Figure EV3. Dynein motility in the presence of dynactin and BicD2‐N on dynamic microtubules (related to Fig 2).

Figure EV3

  • A
    Dual and single colour TIRF microscopy kymographs depicting GFP‐dynein motility (green in merge) on dynamic Alexa568‐microtubules (magenta in merge). Concentrations were 10 nM GFP‐dynein, 20 nM dynactin, 200 nM BicD2‐N and 17.5 μM Alexa568‐tubulin.
  • B, C
    Kymographs showing GFP‐dynein behaviour in the absence of (B) BicD2‐N or (C) dynactin; other conditions as in (A).
  • D
    Histogram of the run length distribution of processively moving DDB complexes (n = 343 complexes from three separate experiments). The mean run length is 4.1 ± 0.15 (s.e.m.) μm.
  • E
    Histogram of the velocity distribution of processively moving DDB complexes (n = 343 complexes).
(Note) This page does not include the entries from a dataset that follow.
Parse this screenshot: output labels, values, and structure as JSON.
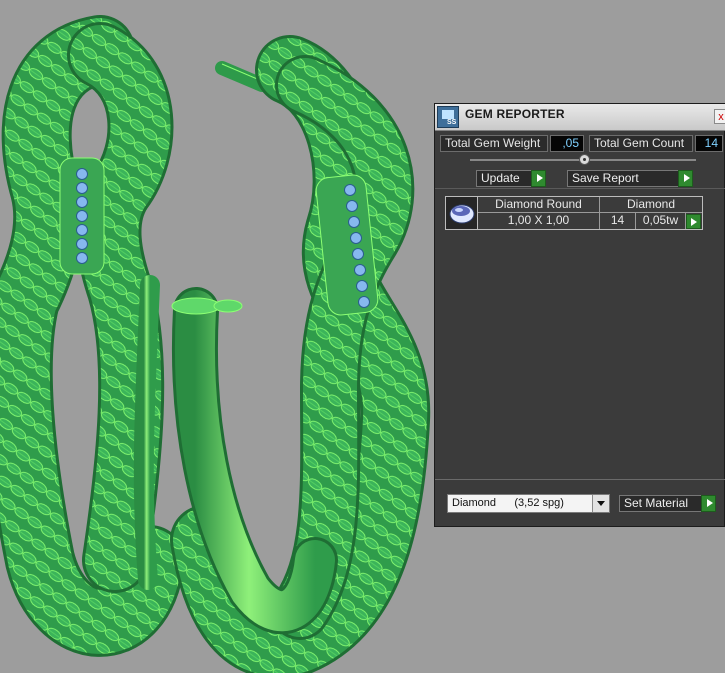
{
  "panel": {
    "title": "GEM REPORTER",
    "app_icon_label": "SS",
    "close_label": "x",
    "total_weight_label": "Total Gem Weight",
    "total_weight_value": ",05",
    "total_count_label": "Total Gem Count",
    "total_count_value": "14",
    "update_label": "Update",
    "save_report_label": "Save Report",
    "gem_row": {
      "shape": "Diamond Round",
      "size": "1,00 X 1,00",
      "material": "Diamond",
      "count": "14",
      "weight": "0,05tw"
    },
    "material_select_value": "Diamond      (3,52 spg)",
    "set_material_label": "Set Material"
  },
  "colors": {
    "model_green": "#2e9a4a",
    "wire_green": "#7dff6a",
    "gem_blue": "#86b8ef",
    "value_cyan": "#7fd1ff",
    "go_green": "#2f8a2f"
  },
  "icons": [
    "close-icon",
    "play-arrow-icon",
    "dropdown-arrow-icon",
    "gem-thumbnail-icon",
    "gem-reporter-app-icon"
  ]
}
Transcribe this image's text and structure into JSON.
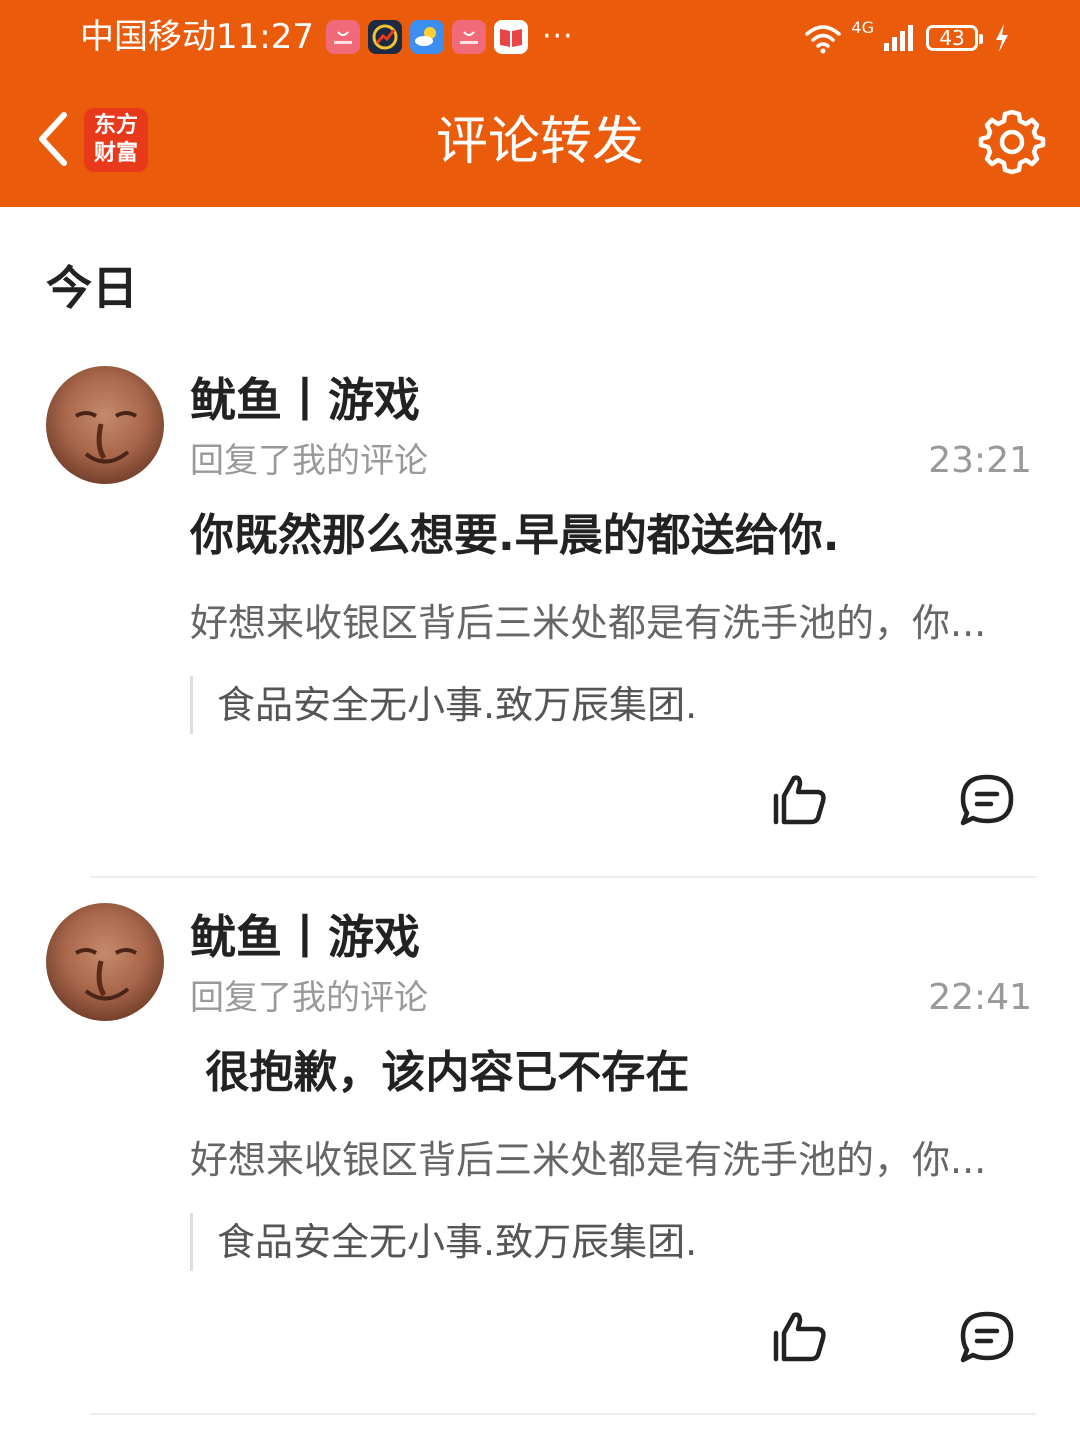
{
  "status_bar": {
    "carrier": "中国移动",
    "time": "11:27",
    "notification_icons": [
      "huawei-appgallery-icon",
      "stock-app-icon",
      "weather-icon",
      "huawei-appgallery-icon",
      "book-icon"
    ],
    "more": "···",
    "network": "4G",
    "battery": "43"
  },
  "nav": {
    "app_logo_line1": "东方",
    "app_logo_line2": "财富",
    "title": "评论转发",
    "back_icon": "chevron-left-icon",
    "settings_icon": "gear-icon"
  },
  "section": {
    "title": "今日"
  },
  "notifications": [
    {
      "username": "鱿鱼丨游戏",
      "action": "回复了我的评论",
      "time": "23:21",
      "reply": "你既然那么想要.早晨的都送给你.",
      "my_comment": "好想来收银区背后三米处都是有洗手池的，你...",
      "quote": "食品安全无小事.致万辰集团."
    },
    {
      "username": "鱿鱼丨游戏",
      "action": "回复了我的评论",
      "time": "22:41",
      "reply": " 很抱歉，该内容已不存在",
      "my_comment": "好想来收银区背后三米处都是有洗手池的，你...",
      "quote": "食品安全无小事.致万辰集团."
    }
  ],
  "colors": {
    "header_bg": "#ea5b0c",
    "logo_bg": "#e8391a",
    "text_primary": "#222222",
    "text_secondary": "#999999"
  }
}
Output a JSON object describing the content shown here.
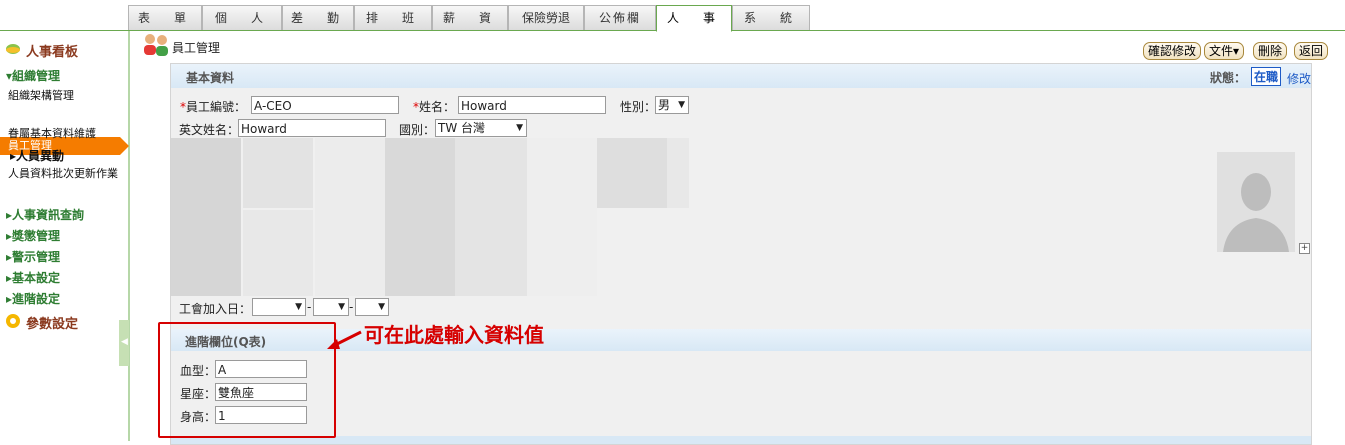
{
  "tabs": [
    {
      "label": "表　單"
    },
    {
      "label": "個　人"
    },
    {
      "label": "差　勤"
    },
    {
      "label": "排　班"
    },
    {
      "label": "薪　資"
    },
    {
      "label": "保險勞退"
    },
    {
      "label": "公佈欄"
    },
    {
      "label": "人　事"
    },
    {
      "label": "系　統"
    }
  ],
  "active_tab": "人　事",
  "sidebar": {
    "title": "人事看板",
    "org_section": "▾組織管理",
    "org_items": [
      "組織架構管理",
      "員工管理",
      "眷屬基本資料維護"
    ],
    "active_item": "員工管理",
    "movement": "▸人員異動",
    "batch_update": "人員資料批次更新作業",
    "sections": [
      "▸人事資訊查詢",
      "▸獎懲管理",
      "▸警示管理",
      "▸基本設定",
      "▸進階設定"
    ],
    "params": "參數設定"
  },
  "page_title": "員工管理",
  "header_buttons": {
    "confirm": "確認修改",
    "file": "文件▾",
    "delete": "刪除",
    "back": "返回"
  },
  "basic": {
    "header": "基本資料",
    "status_label": "狀態：",
    "status_value": "在職",
    "edit_link": "修改",
    "emp_no_label": "員工編號：",
    "emp_no": "A-CEO",
    "name_label": "姓名：",
    "name": "Howard",
    "gender_label": "性別：",
    "gender": "男",
    "en_name_label": "英文姓名：",
    "en_name": "Howard",
    "country_label": "國別：",
    "country": "TW 台灣",
    "union_label": "工會加入日：",
    "union_sep": "-"
  },
  "advanced": {
    "header": "進階欄位(Q表)",
    "blood_label": "血型：",
    "blood": "A",
    "star_label": "星座：",
    "star": "雙魚座",
    "height_label": "身高：",
    "height": "1"
  },
  "callout": "可在此處輸入資料值",
  "colors": {
    "accent_green": "#6aa84f",
    "active_orange": "#f57c00",
    "highlight_red": "#d60000",
    "link_blue": "#1e5bc6"
  }
}
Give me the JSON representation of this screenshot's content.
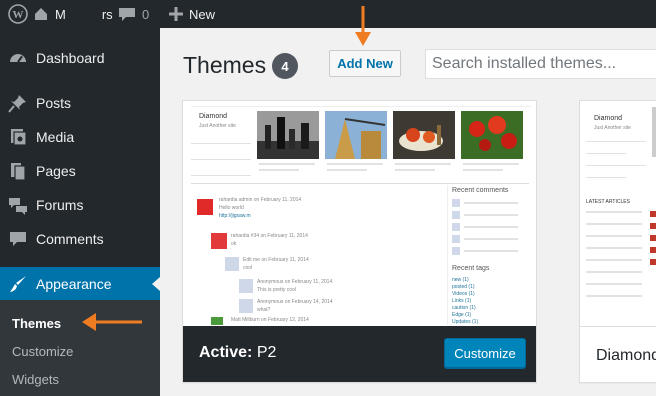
{
  "admin_bar": {
    "site_name": "M",
    "site_name_tail": "rs",
    "comments_count": "0",
    "new_label": "New"
  },
  "sidebar": {
    "items": [
      {
        "label": "Dashboard",
        "icon": "dashboard-icon"
      },
      {
        "label": "Posts",
        "icon": "pin-icon"
      },
      {
        "label": "Media",
        "icon": "media-icon"
      },
      {
        "label": "Pages",
        "icon": "pages-icon"
      },
      {
        "label": "Forums",
        "icon": "forums-icon"
      },
      {
        "label": "Comments",
        "icon": "comments-icon"
      },
      {
        "label": "Appearance",
        "icon": "brush-icon"
      }
    ],
    "submenu": [
      {
        "label": "Themes"
      },
      {
        "label": "Customize"
      },
      {
        "label": "Widgets"
      }
    ]
  },
  "page": {
    "title": "Themes",
    "count": "4",
    "add_new": "Add New",
    "search_placeholder": "Search installed themes..."
  },
  "themes": [
    {
      "active_prefix": "Active:",
      "name": "P2",
      "customize": "Customize",
      "preview": {
        "site_title": "Diamond",
        "site_desc": "Just Another site",
        "recent_comments_title": "Recent comments",
        "recent_tags_title": "Recent tags",
        "tags": [
          "new (1)",
          "posted (1)",
          "Videos (1)",
          "Links (1)",
          "caution (1)",
          "Edge (1)",
          "Updates (1)"
        ],
        "comment_lines": [
          "rahardia admin on February 11, 2014",
          "Hello world",
          "http://jigsaw.m",
          "rahardia #34 on February 11, 2014",
          "ok",
          "Edit me on February 11, 2014",
          "cool",
          "Anonymous on February 11, 2014",
          "This is pretty cool",
          "Anonymous on February 14, 2014",
          "what?",
          "Matt Millburn on February 12, 2014"
        ]
      }
    },
    {
      "name": "Diamond",
      "preview": {
        "site_title": "Diamond",
        "site_desc": "Just Another site",
        "latest_title": "LATEST ARTICLES"
      }
    }
  ],
  "colors": {
    "accent": "#0073aa",
    "arrow": "#f07c22",
    "admin_bg": "#23282d"
  }
}
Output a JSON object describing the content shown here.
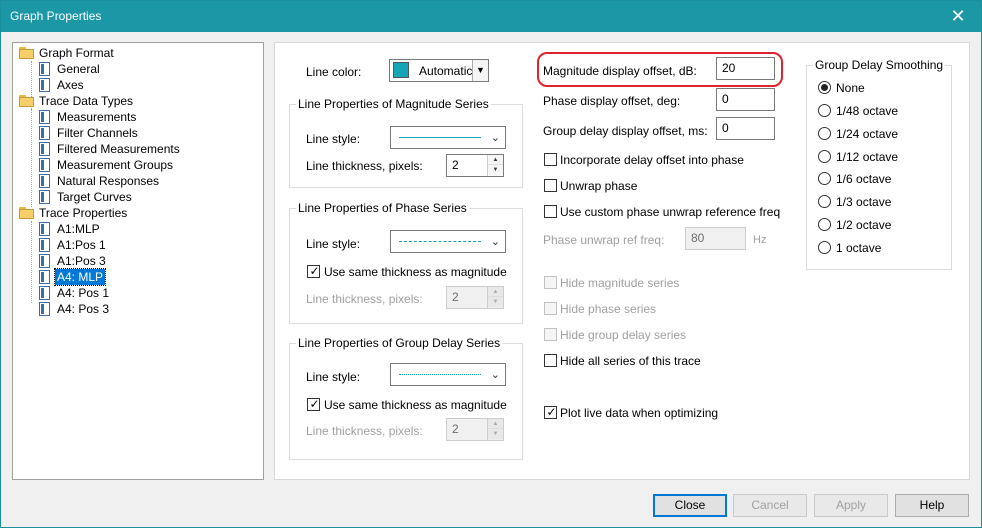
{
  "window": {
    "title": "Graph Properties",
    "close_glyph": "✕"
  },
  "tree": {
    "items": [
      {
        "label": "Graph Format",
        "icon": "folder-icon",
        "level": 0
      },
      {
        "label": "General",
        "icon": "doc-icon",
        "level": 1
      },
      {
        "label": "Axes",
        "icon": "doc-icon",
        "level": 1
      },
      {
        "label": "Trace Data Types",
        "icon": "folder-icon",
        "level": 0
      },
      {
        "label": "Measurements",
        "icon": "doc-icon",
        "level": 1
      },
      {
        "label": "Filter Channels",
        "icon": "doc-icon",
        "level": 1
      },
      {
        "label": "Filtered Measurements",
        "icon": "doc-icon",
        "level": 1
      },
      {
        "label": "Measurement Groups",
        "icon": "doc-icon",
        "level": 1
      },
      {
        "label": "Natural Responses",
        "icon": "doc-icon",
        "level": 1
      },
      {
        "label": "Target Curves",
        "icon": "doc-icon",
        "level": 1
      },
      {
        "label": "Trace Properties",
        "icon": "folder-icon",
        "level": 0
      },
      {
        "label": "A1:MLP",
        "icon": "doc-icon",
        "level": 1
      },
      {
        "label": "A1:Pos 1",
        "icon": "doc-icon",
        "level": 1
      },
      {
        "label": "A1:Pos 3",
        "icon": "doc-icon",
        "level": 1
      },
      {
        "label": "A4: MLP",
        "icon": "doc-icon",
        "level": 1,
        "selected": true
      },
      {
        "label": "A4: Pos 1",
        "icon": "doc-icon",
        "level": 1
      },
      {
        "label": "A4: Pos 3",
        "icon": "doc-icon",
        "level": 1
      }
    ]
  },
  "line_color": {
    "label": "Line color:",
    "value": "Automatic",
    "swatch_color": "#16a5b5"
  },
  "magnitude_group": {
    "legend": "Line Properties of Magnitude Series",
    "style_label": "Line style:",
    "thickness_label": "Line thickness, pixels:",
    "thickness_value": "2"
  },
  "phase_group": {
    "legend": "Line Properties of Phase Series",
    "style_label": "Line style:",
    "same_thickness_label": "Use same thickness as magnitude",
    "thickness_label": "Line thickness, pixels:",
    "thickness_value": "2"
  },
  "group_delay_group": {
    "legend": "Line Properties of Group Delay Series",
    "style_label": "Line style:",
    "same_thickness_label": "Use same thickness as magnitude",
    "thickness_label": "Line thickness, pixels:",
    "thickness_value": "2"
  },
  "offsets": {
    "magnitude_label": "Magnitude display offset, dB:",
    "magnitude_value": "20",
    "phase_label": "Phase display offset, deg:",
    "phase_value": "0",
    "group_delay_label": "Group delay display offset, ms:",
    "group_delay_value": "0"
  },
  "options": {
    "incorporate_delay": "Incorporate delay offset into phase",
    "unwrap_phase": "Unwrap phase",
    "custom_unwrap": "Use custom phase unwrap reference freq",
    "unwrap_ref_label": "Phase unwrap ref freq:",
    "unwrap_ref_value": "80",
    "unwrap_ref_unit": "Hz",
    "hide_magnitude": "Hide magnitude series",
    "hide_phase": "Hide phase series",
    "hide_group_delay": "Hide group delay series",
    "hide_all": "Hide all series of this trace",
    "plot_live": "Plot live data when optimizing"
  },
  "smoothing": {
    "legend": "Group Delay Smoothing",
    "options": [
      "None",
      "1/48 octave",
      "1/24 octave",
      "1/12 octave",
      "1/6 octave",
      "1/3 octave",
      "1/2 octave",
      "1 octave"
    ],
    "selected": "None"
  },
  "buttons": {
    "close": "Close",
    "cancel": "Cancel",
    "apply": "Apply",
    "help": "Help"
  },
  "colors": {
    "titlebar": "#1b97a6",
    "highlight": "#e3202d",
    "selection": "#0078d7",
    "line_series": "#16a5b5"
  }
}
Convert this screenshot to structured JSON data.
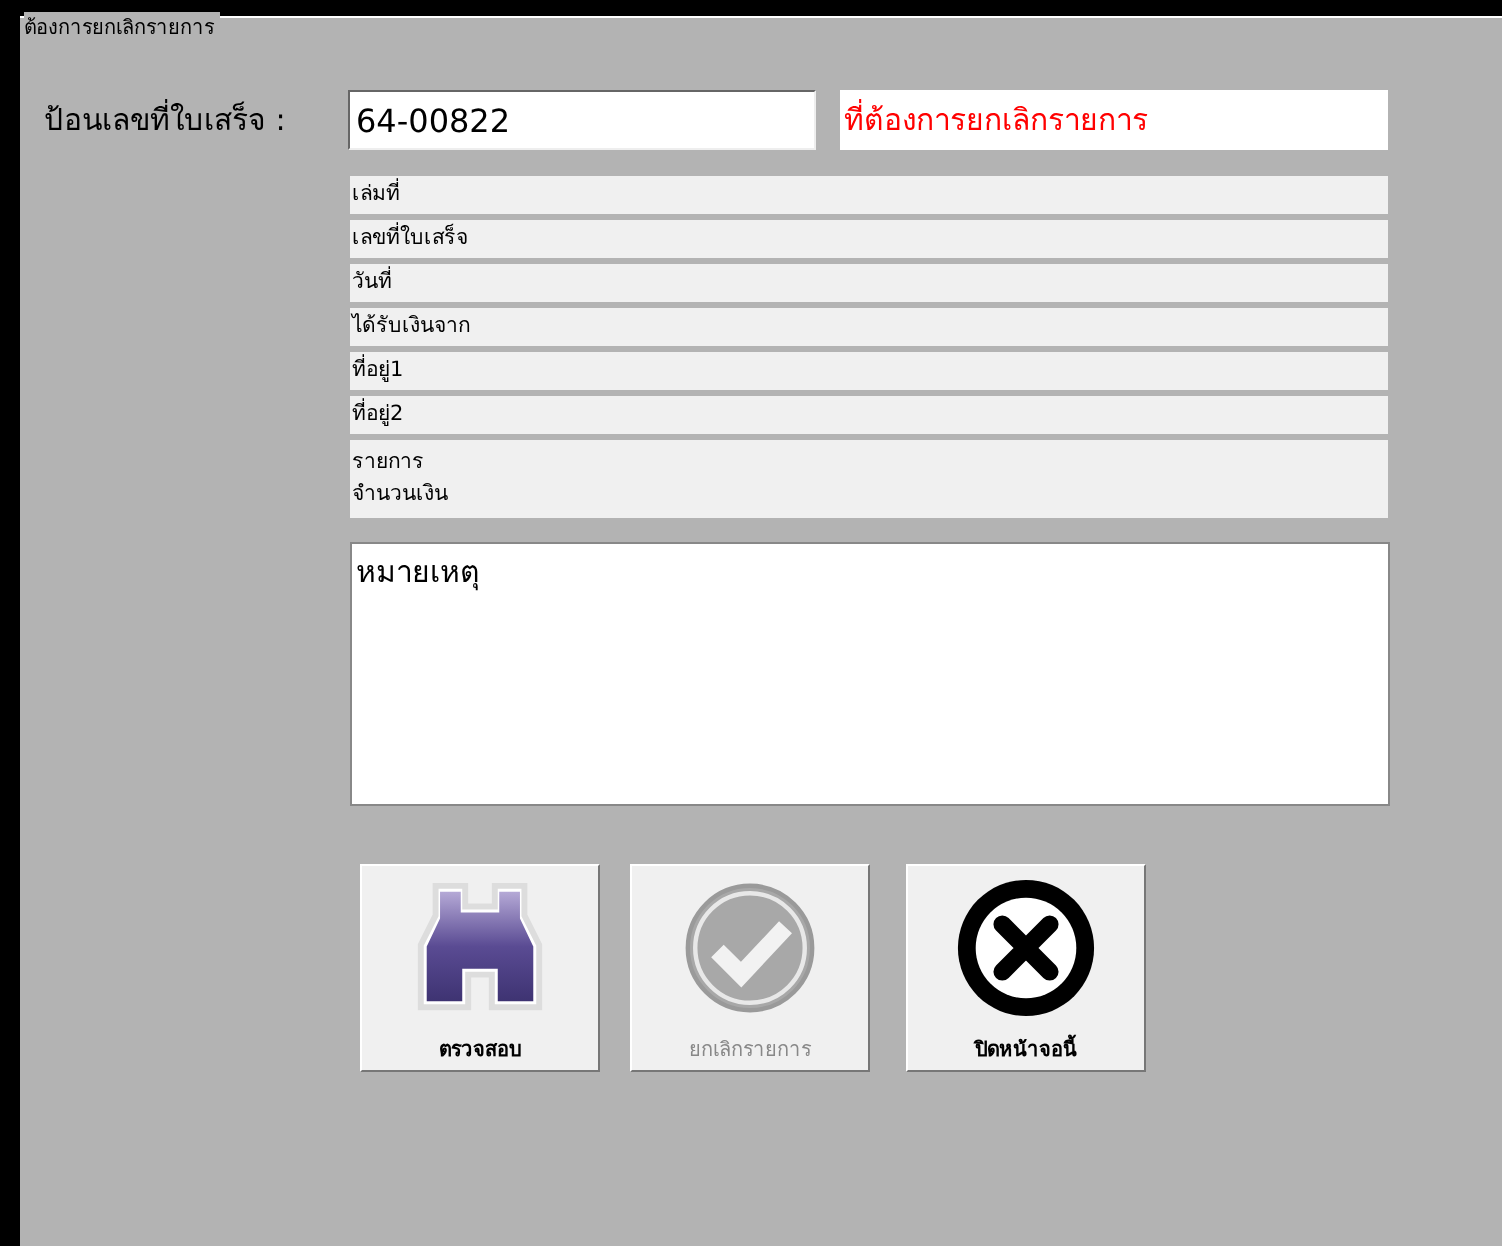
{
  "group_title": "ต้องการยกเลิกรายการ",
  "receipt_field": {
    "label": "ป้อนเลขที่ใบเสร็จ :",
    "value": "64-00822",
    "hint": "ที่ต้องการยกเลิกรายการ"
  },
  "info_rows": [
    {
      "lines": [
        "เล่มที่"
      ]
    },
    {
      "lines": [
        "เลขที่ใบเสร็จ"
      ]
    },
    {
      "lines": [
        "วันที่"
      ]
    },
    {
      "lines": [
        "ได้รับเงินจาก"
      ]
    },
    {
      "lines": [
        "ที่อยู่1"
      ]
    },
    {
      "lines": [
        "ที่อยู่2"
      ]
    },
    {
      "lines": [
        "รายการ",
        "จำนวนเงิน"
      ]
    }
  ],
  "remarks": {
    "value": "หมายเหตุ"
  },
  "buttons": [
    {
      "kind": "search",
      "label": "ตรวจสอบ",
      "disabled": false
    },
    {
      "kind": "confirm",
      "label": "ยกเลิกรายการ",
      "disabled": true
    },
    {
      "kind": "close",
      "label": "ปิดหน้าจอนี้",
      "disabled": false
    }
  ]
}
The mean velocity is 0.34 ± 0.01 (s.e.m.) μm/s.
  • F
    Dual and single colour kymographs showing preferential colocalisation of GFP‐dynein (green in merge) and Alexa647‐BicD2‐N (magenta in merge) during processive motility in the presence of dynactin on dynamic Alexa568‐microtubules (not shown in merge). Protein concentrations were 10 nM GFP‐dynein, 20 nM human dynactin, 200 nM Alexa647‐BicD2 and 17.5 μM Alexa568‐tubulin. Microtubule orientation as indicated.
  • G
    Quantification of the number of observed GFP‐dynein (green bars) and Alexa647‐BicD2‐N (magenta bars) events in the three categories “processive motility”, “diffusion” and “static binding” and the percentage of events with colocalising BicD2‐N in each category. Protein concentrations as in (F). Most colocalisation was observed for processive motility events (n = 788 complexes from two separate experiments).
Data information: Experiments were performed at 30°C.